Trenton has a long and storied sporting tradition, both amateur and professional. The city was home to the country's first professional basketball team, the Trentons, as the local team was known, began charging admission to their games in 1896, so that each player could receive $15 for each engagement. In 1898-99, the Trenton Nationals won the inaugural championship of the first professional basketball association, the National Basketball League. The earliest professional basketball games were rough and tumble events played entirely inside a large metal cage erected on the floor of the Trenton Masonic Temple Gymnasium on the corner of North Warren and West State Streets.
Baseball was another sport taken up early in the Trenton area and the city played an important role in the development of the Negro Leagues.
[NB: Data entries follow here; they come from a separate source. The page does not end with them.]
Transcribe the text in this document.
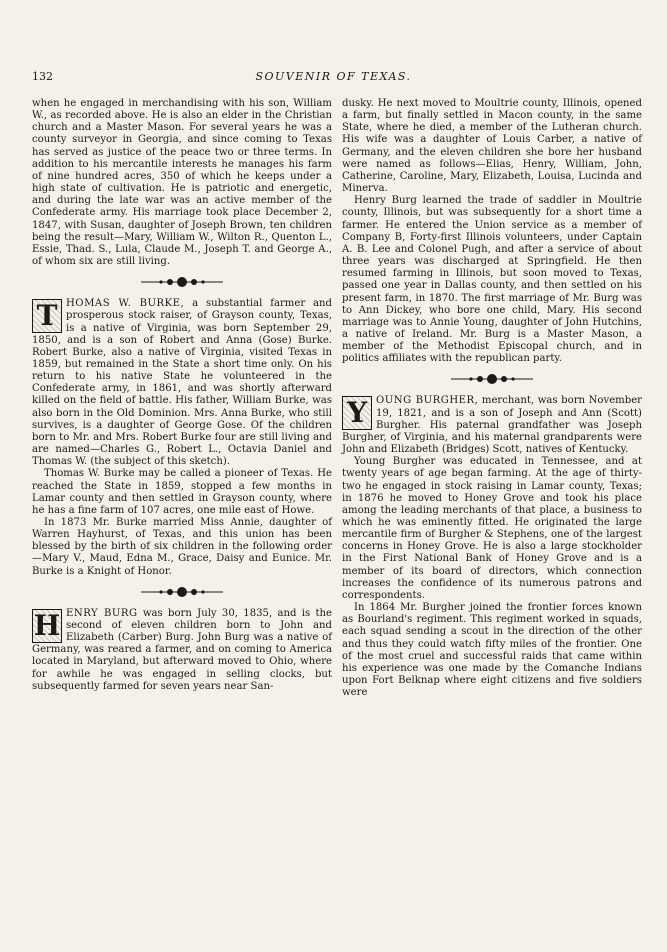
132	SOUVENIR OF TEXAS.

when he engaged in merchandising with his son, William W., as recorded above. He is also an elder in the Christian church and a Master Mason. For several years he was a county surveyor in Georgia, and since coming to Texas has served as justice of the peace two or three terms. In addition to his mercantile interests he manages his farm of nine hundred acres, 350 of which he keeps under a high state of cultivation. He is patriotic and energetic, and during the late war was an active member of the Confederate army. His marriage took place December 2, 1847, with Susan, daughter of Joseph Brown, ten children being the result—Mary, William W., Wilton R., Quenton L., Essie, Thad. S., Lula, Claude M., Joseph T. and George A., of whom six are still living.

T HOMAS W. BURKE, a substantial farmer and prosperous stock raiser, of Grayson county, Texas, is a native of Virginia, was born September 29, 1850, and is a son of Robert and Anna (Gose) Burke. Robert Burke, also a native of Virginia, visited Texas in 1859, but remained in the State a short time only. On his return to his native State he volunteered in the Confederate army, in 1861, and was shortly afterward killed on the field of battle. His father, William Burke, was also born in the Old Dominion. Mrs. Anna Burke, who still survives, is a daughter of George Gose. Of the children born to Mr. and Mrs. Robert Burke four are still living and are named—Charles G., Robert L., Octavia Daniel and Thomas W. (the subject of this sketch).

Thomas W. Burke may be called a pioneer of Texas. He reached the State in 1859, stopped a few months in Lamar county and then settled in Grayson county, where he has a fine farm of 107 acres, one mile east of Howe.

In 1873 Mr. Burke married Miss Annie, daughter of Warren Hayhurst, of Texas, and this union has been blessed by the birth of six children in the following order—Mary V., Maud, Edna M., Grace, Daisy and Eunice. Mr. Burke is a Knight of Honor.

H ENRY BURG was born July 30, 1835, and is the second of eleven children born to John and Elizabeth (Carber) Burg. John Burg was a native of Germany, was reared a farmer, and on coming to America located in Maryland, but afterward moved to Ohio, where for awhile he was engaged in selling clocks, but subsequently farmed for seven years near San-

dusky. He next moved to Moultrie county, Illinois, opened a farm, but finally settled in Macon county, in the same State, where he died, a member of the Lutheran church. His wife was a daughter of Louis Carber, a native of Germany, and the eleven children she bore her husband were named as follows—Elias, Henry, William, John, Catherine, Caroline, Mary, Elizabeth, Louisa, Lucinda and Minerva.

Henry Burg learned the trade of saddler in Moultrie county, Illinois, but was subsequently for a short time a farmer. He entered the Union service as a member of Company B, Forty-first Illinois volunteers, under Captain A. B. Lee and Colonel Pugh, and after a service of about three years was discharged at Springfield. He then resumed farming in Illinois, but soon moved to Texas, passed one year in Dallas county, and then settled on his present farm, in 1870. The first marriage of Mr. Burg was to Ann Dickey, who bore one child, Mary. His second marriage was to Annie Young, daughter of John Hutchins, a native of Ireland. Mr. Burg is a Master Mason, a member of the Methodist Episcopal church, and in politics affiliates with the republican party.

Y OUNG BURGHER, merchant, was born November 19, 1821, and is a son of Joseph and Ann (Scott) Burgher. His paternal grandfather was Joseph Burgher, of Virginia, and his maternal grandparents were John and Elizabeth (Bridges) Scott, natives of Kentucky.

Young Burgher was educated in Tennessee, and at twenty years of age began farming. At the age of thirty-two he engaged in stock raising in Lamar county, Texas; in 1876 he moved to Honey Grove and took his place among the leading merchants of that place, a business to which he was eminently fitted. He originated the large mercantile firm of Burgher & Stephens, one of the largest concerns in Honey Grove. He is also a large stockholder in the First National Bank of Honey Grove and is a member of its board of directors, which connection increases the confidence of its numerous patrons and correspondents.

In 1864 Mr. Burgher joined the frontier forces known as Bourland's regiment. This regiment worked in squads, each squad sending a scout in the direction of the other and thus they could watch fifty miles of the frontier. One of the most cruel and successful raids that came within his experience was one made by the Comanche Indians upon Fort Belknap where eight citizens and five soldiers were
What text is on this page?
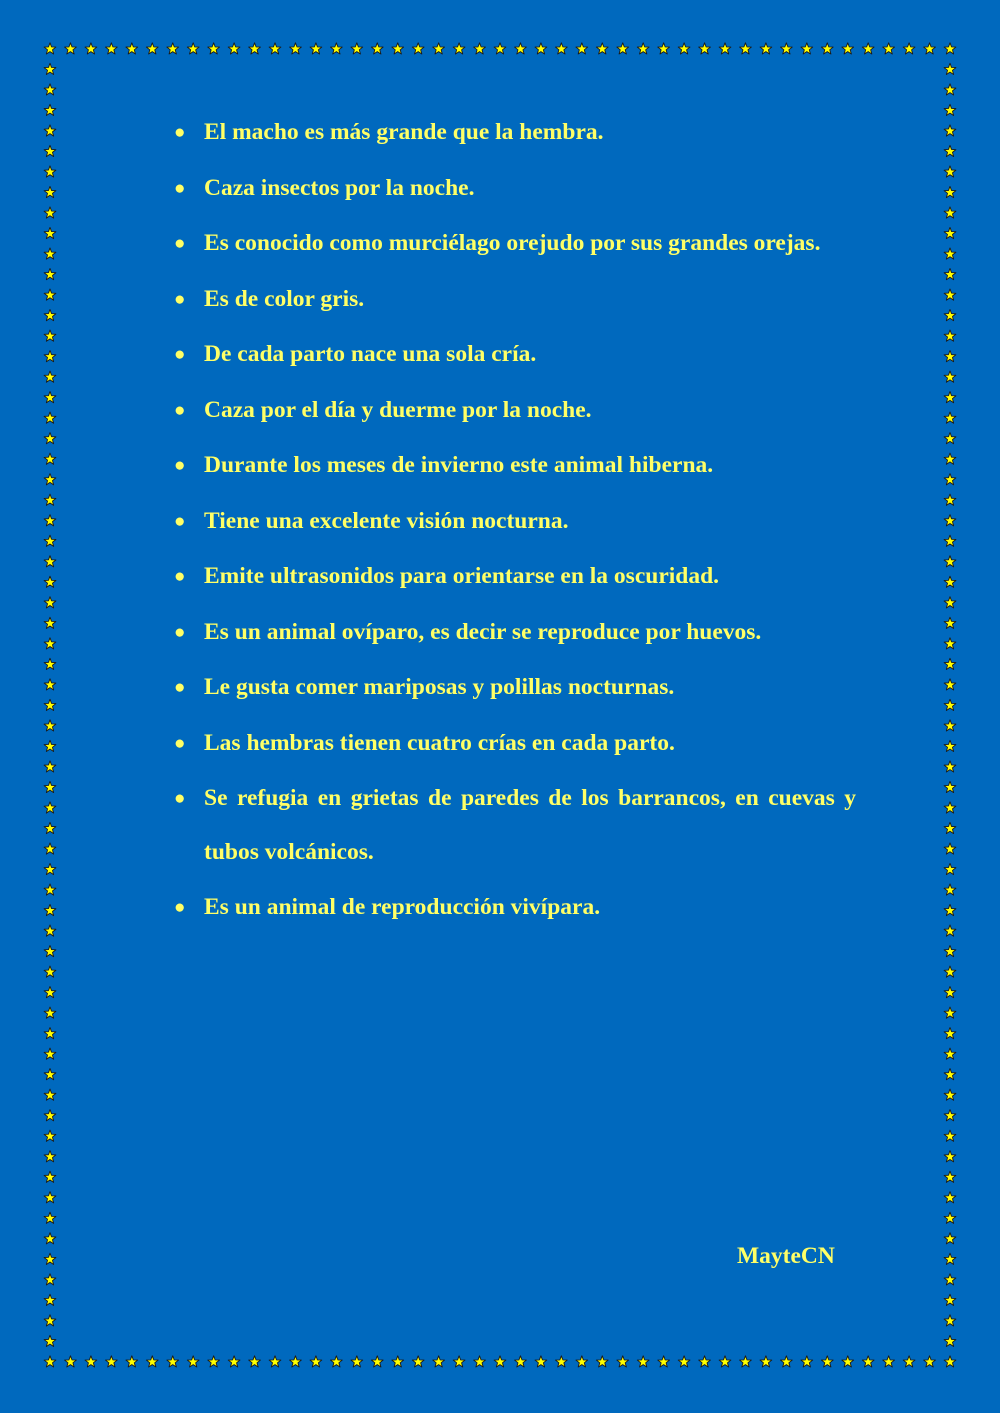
● El macho es más grande que la hembra.
● Caza insectos por la noche.
● Es conocido como murciélago orejudo por sus grandes orejas.
● Es de color gris.
● De cada parto nace una sola cría.
● Caza por el día y duerme por la noche.
● Durante los meses de invierno este animal hiberna.
● Tiene una excelente visión nocturna.
● Emite ultrasonidos para orientarse en la oscuridad.
● Es un animal ovíparo, es decir se reproduce por huevos.
● Le gusta comer mariposas y polillas nocturnas.
● Las hembras tienen cuatro crías en cada parto.
● Se refugia en grietas de paredes de los barrancos, en cuevas y tubos volcánicos.
● Es un animal de reproducción vivípara.
MayteCN
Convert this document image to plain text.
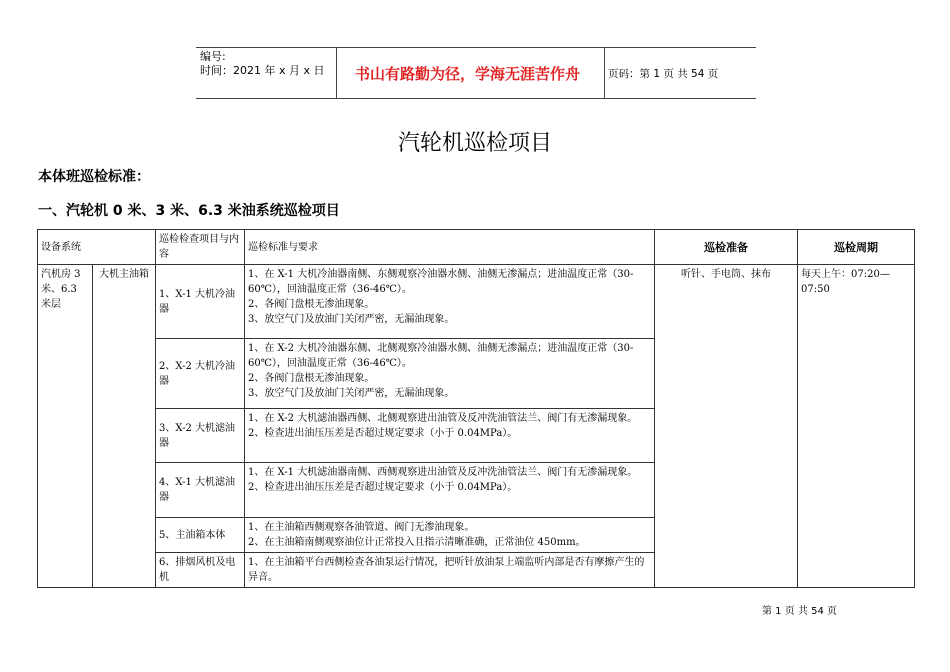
编号:
时间：2021 年 x 月 x 日	书山有路勤为径，学海无涯苦作舟	页码：第 1 页 共 54 页
汽轮机巡检项目
本体班巡检标准：
一、汽轮机 0 米、3 米、6.3 米油系统巡检项目
设备系统		巡检检查项目与内容	巡检标准与要求	巡检准备	巡检周期
汽机房 3 米、6.3 米层	大机主油箱	1、X-1 大机冷油器	1、在 X-1 大机冷油器南侧、东侧观察冷油器水侧、油侧无渗漏点；进油温度正常（30-60℃），回油温度正常（36-46℃）。
2、各阀门盘根无渗油现象。
3、放空气门及放油门关闭严密，无漏油现象。	听针、手电筒、抹布	每天上午：07:20—07:50
		2、X-2 大机冷油器	1、在 X-2 大机冷油器东侧、北侧观察冷油器水侧、油侧无渗漏点；进油温度正常（30-60℃），回油温度正常（36-46℃）。
2、各阀门盘根无渗油现象。
3、放空气门及放油门关闭严密，无漏油现象。		

		3、X-2 大机滤油器	1、在 X-2 大机滤油器西侧、北侧观察进出油管及反冲洗油管法兰、阀门有无渗漏现象。
2、检查进出油压压差是否超过规定要求（小于 0.04MPa）。		

		4、X-1 大机滤油器	1、在 X-1 大机滤油器南侧、西侧观察进出油管及反冲洗油管法兰、阀门有无渗漏现象。
2、检查进出油压压差是否超过规定要求（小于 0.04MPa）。		

		5、主油箱本体	1、在主油箱西侧观察各油管道、阀门无渗油现象。
2、在主油箱南侧观察油位计正常投入且指示清晰准确，正常油位 450mm。		

		6、排烟风机及电机	1、在主油箱平台西侧检查各油泵运行情况，把听针放油泵上端监听内部是否有摩擦产生的异音。		
第 1 页 共 54 页
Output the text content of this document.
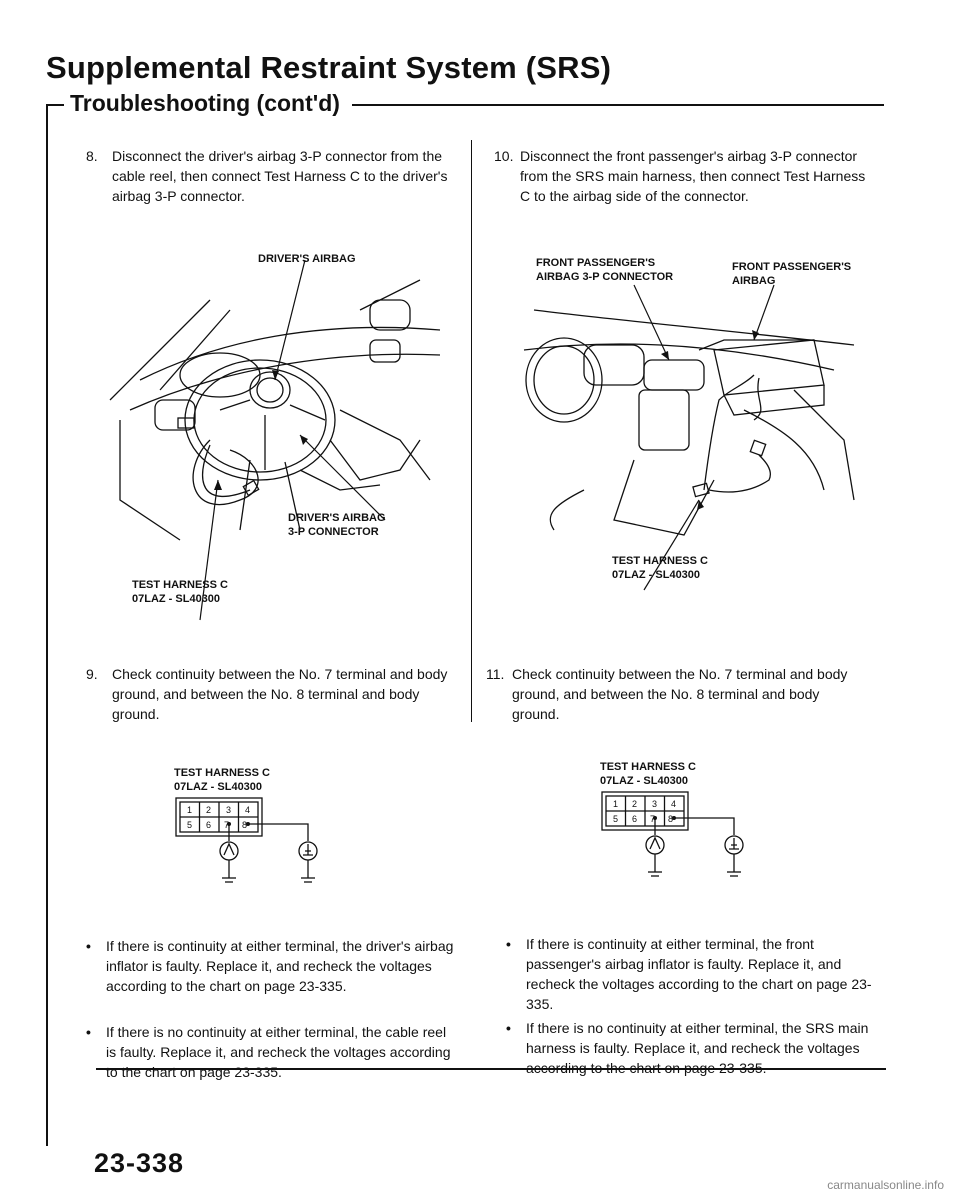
Supplemental Restraint System (SRS)
Troubleshooting (cont'd)
8. Disconnect the driver's airbag 3-P connector from the cable reel, then connect Test Harness C to the driver's airbag 3-P connector.
DRIVER'S AIRBAG
DRIVER'S AIRBAG
3-P CONNECTOR
TEST HARNESS C
07LAZ - SL40300
9. Check continuity between the No. 7 terminal and body ground, and between the No. 8 terminal and body ground.
TEST HARNESS C
07LAZ - SL40300
1 2 3 4
5 6 7 8
• If there is continuity at either terminal, the driver's airbag inflator is faulty. Replace it, and recheck the voltages according to the chart on page 23-335.
• If there is no continuity at either terminal, the cable reel is faulty. Replace it, and recheck the voltages according to the chart on page 23-335.
10. Disconnect the front passenger's airbag 3-P connector from the SRS main harness, then connect Test Harness C to the airbag side of the connector.
FRONT PASSENGER'S
AIRBAG 3-P CONNECTOR
FRONT PASSENGER'S
AIRBAG
TEST HARNESS C
07LAZ - SL40300
11. Check continuity between the No. 7 terminal and body ground, and between the No. 8 terminal and body ground.
TEST HARNESS C
07LAZ - SL40300
1 2 3 4
5 6 7 8
• If there is continuity at either terminal, the front passenger's airbag inflator is faulty. Replace it, and recheck the voltages according to the chart on page 23-335.
• If there is no continuity at either terminal, the SRS main harness is faulty. Replace it, and recheck the voltages according to the chart on page 23-335.
23-338
carmanualsonline.info
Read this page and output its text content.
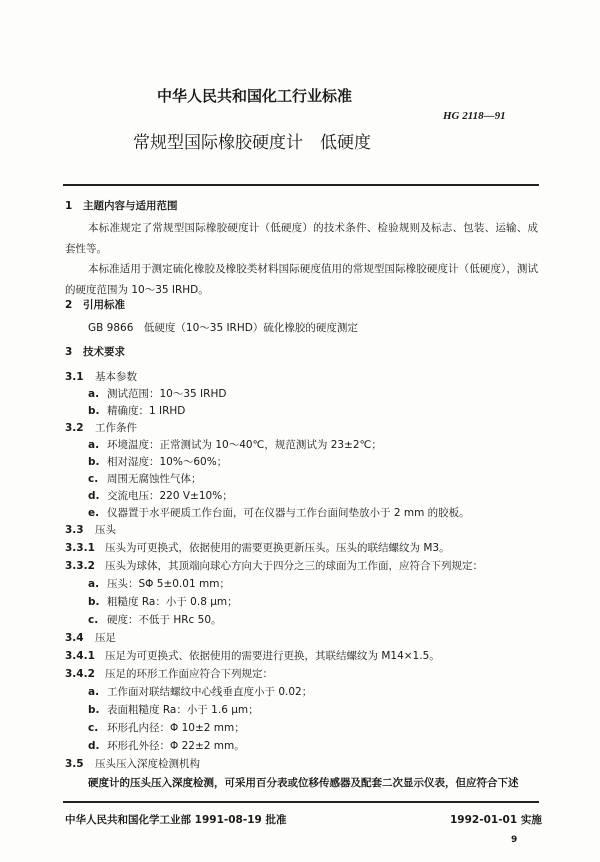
中华人民共和国化工行业标准
HG 2118—91
常规型国际橡胶硬度计　低硬度
1 主题内容与适用范围
本标准规定了常规型国际橡胶硬度计（低硬度）的技术条件、检验规则及标志、包装、运输、成套性等。
本标准适用于测定硫化橡胶及橡胶类材料国际硬度值用的常规型国际橡胶硬度计（低硬度），测试的硬度范围为 10～35 IRHD。
2 引用标准
GB 9866　低硬度（10～35 IRHD）硫化橡胶的硬度测定
3 技术要求
3.1 基本参数
a. 测试范围：10～35 IRHD
b. 精确度：1 IRHD
3.2 工作条件
a. 环境温度：正常测试为 10～40℃，规范测试为 23±2℃；
b. 相对湿度：10%～60%；
c. 周围无腐蚀性气体；
d. 交流电压：220 V±10%；
e. 仪器置于水平硬质工作台面，可在仪器与工作台面间垫放小于 2 mm 的胶板。
3.3 压头
3.3.1 压头为可更换式，依据使用的需要更换更新压头。压头的联结螺纹为 M3。
3.3.2 压头为球体，其顶端向球心方向大于四分之三的球面为工作面，应符合下列规定：
a. 压头：SΦ 5±0.01 mm；
b. 粗糙度 Ra：小于 0.8 μm；
c. 硬度：不低于 HRc 50。
3.4 压足
3.4.1 压足为可更换式、依据使用的需要进行更换，其联结螺纹为 M14×1.5。
3.4.2 压足的环形工作面应符合下列规定：
a. 工作面对联结螺纹中心线垂直度小于 0.02；
b. 表面粗糙度 Ra：小于 1.6 μm；
c. 环形孔内径：Φ 10±2 mm；
d. 环形孔外径：Φ 22±2 mm。
3.5 压头压入深度检测机构
硬度计的压头压入深度检测，可采用百分表或位移传感器及配套二次显示仪表，但应符合下述
中华人民共和国化学工业部 1991-08-19 批准	1992-01-01 实施
9
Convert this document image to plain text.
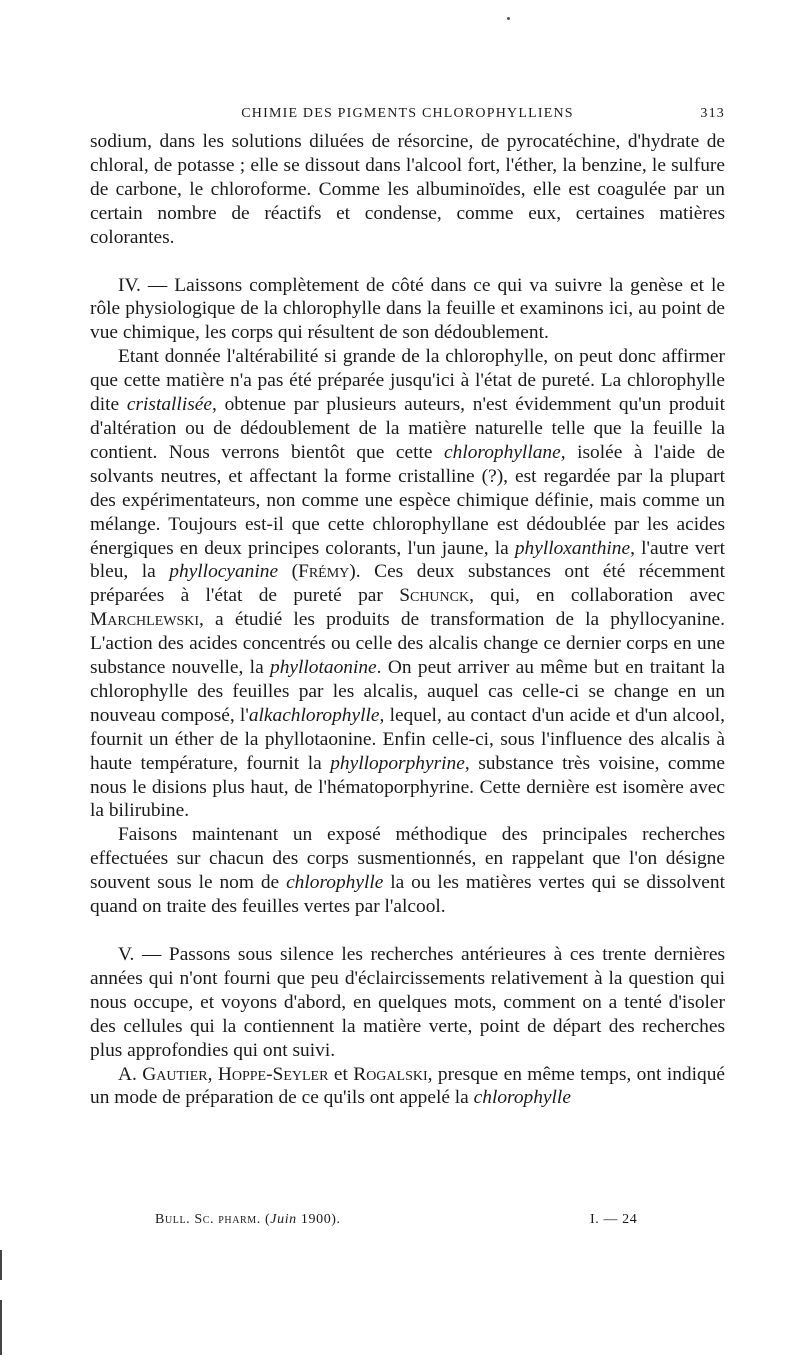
CHIMIE DES PIGMENTS CHLOROPHYLLIENS	313

sodium, dans les solutions diluées de résorcine, de pyrocatéchine, d'hydrate de chloral, de potasse ; elle se dissout dans l'alcool fort, l'éther, la benzine, le sulfure de carbone, le chloroforme. Comme les albuminoïdes, elle est coagulée par un certain nombre de réactifs et condense, comme eux, certaines matières colorantes.

IV. — Laissons complètement de côté dans ce qui va suivre la genèse et le rôle physiologique de la chlorophylle dans la feuille et examinons ici, au point de vue chimique, les corps qui résultent de son dédoublement.

Etant donnée l'altérabilité si grande de la chlorophylle, on peut donc affirmer que cette matière n'a pas été préparée jusqu'ici à l'état de pureté. La chlorophylle dite cristallisée, obtenue par plusieurs auteurs, n'est évidemment qu'un produit d'altération ou de dédoublement de la matière naturelle telle que la feuille la contient. Nous verrons bientôt que cette chlorophyllane, isolée à l'aide de solvants neutres, et affectant la forme cristalline (?), est regardée par la plupart des expérimentateurs, non comme une espèce chimique définie, mais comme un mélange. Toujours est-il que cette chlorophyllane est dédoublée par les acides énergiques en deux principes colorants, l'un jaune, la phylloxanthine, l'autre vert bleu, la phyllocyanine (Frémy). Ces deux substances ont été récemment préparées à l'état de pureté par Schunck, qui, en collaboration avec Marchlewski, a étudié les produits de transformation de la phyllocyanine. L'action des acides concentrés ou celle des alcalis change ce dernier corps en une substance nouvelle, la phyllotaonine. On peut arriver au même but en traitant la chlorophylle des feuilles par les alcalis, auquel cas celle-ci se change en un nouveau composé, l'alkachlorophylle, lequel, au contact d'un acide et d'un alcool, fournit un éther de la phyllotaonine. Enfin celle-ci, sous l'influence des alcalis à haute température, fournit la phylloporphyrine, substance très voisine, comme nous le disions plus haut, de l'hématoporphyrine. Cette dernière est isomère avec la bilirubine.

Faisons maintenant un exposé méthodique des principales recherches effectuées sur chacun des corps susmentionnés, en rappelant que l'on désigne souvent sous le nom de chlorophylle la ou les matières vertes qui se dissolvent quand on traite des feuilles vertes par l'alcool.

V. — Passons sous silence les recherches antérieures à ces trente dernières années qui n'ont fourni que peu d'éclaircissements relativement à la question qui nous occupe, et voyons d'abord, en quelques mots, comment on a tenté d'isoler des cellules qui la contiennent la matière verte, point de départ des recherches plus approfondies qui ont suivi.

A. Gautier, Hoppe-Seyler et Rogalski, presque en même temps, ont indiqué un mode de préparation de ce qu'ils ont appelé la chlorophylle

Bull. Sc. pharm. (Juin 1900).	I. — 24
The first account of a local baseball team in action involved a game held on common land alongside the Delaware and Raritan Canal on July 4, 1867 between the Trenton Atlantics and the Athletics of Philadelphia, which the home team lost resoundingly. One of the most prominent early baseball teams in Trenton was the Cuban Giants, composed predominantly of African-American players, who were moved to the city from Long Island in 1886 by Walter Cook, a wealthy local resident. The Cuban Giants achieved national recognition competing with both professional and college teams, including Princeton and Yale.
Other Trenton baseball teams included the Trenton Browns, founded by William E. Simpson in 1886, the Polka Dot Baseball Club formed in 1881, the Trenton Senators (1936-41), the Trenton Packers (1942-44), the Trenton Spartans (1945) and the Trenton Giants (1946-50). Willie Mays was an outfielder for the Trenton Giants before he became a renowned major leaguer. In 1994, after many yr=ears without a professional baseball team, a minor league baseball stadium was constructed at Waterfront Park as the home of the Trenton Thunder. In 1999, a minor league ice hockey team, the Trenton Titans, was also established in the city, making its home at a newly built arena on South Broad Street. With these two teams, Trenton's professional sports heritage continues into the 21st century.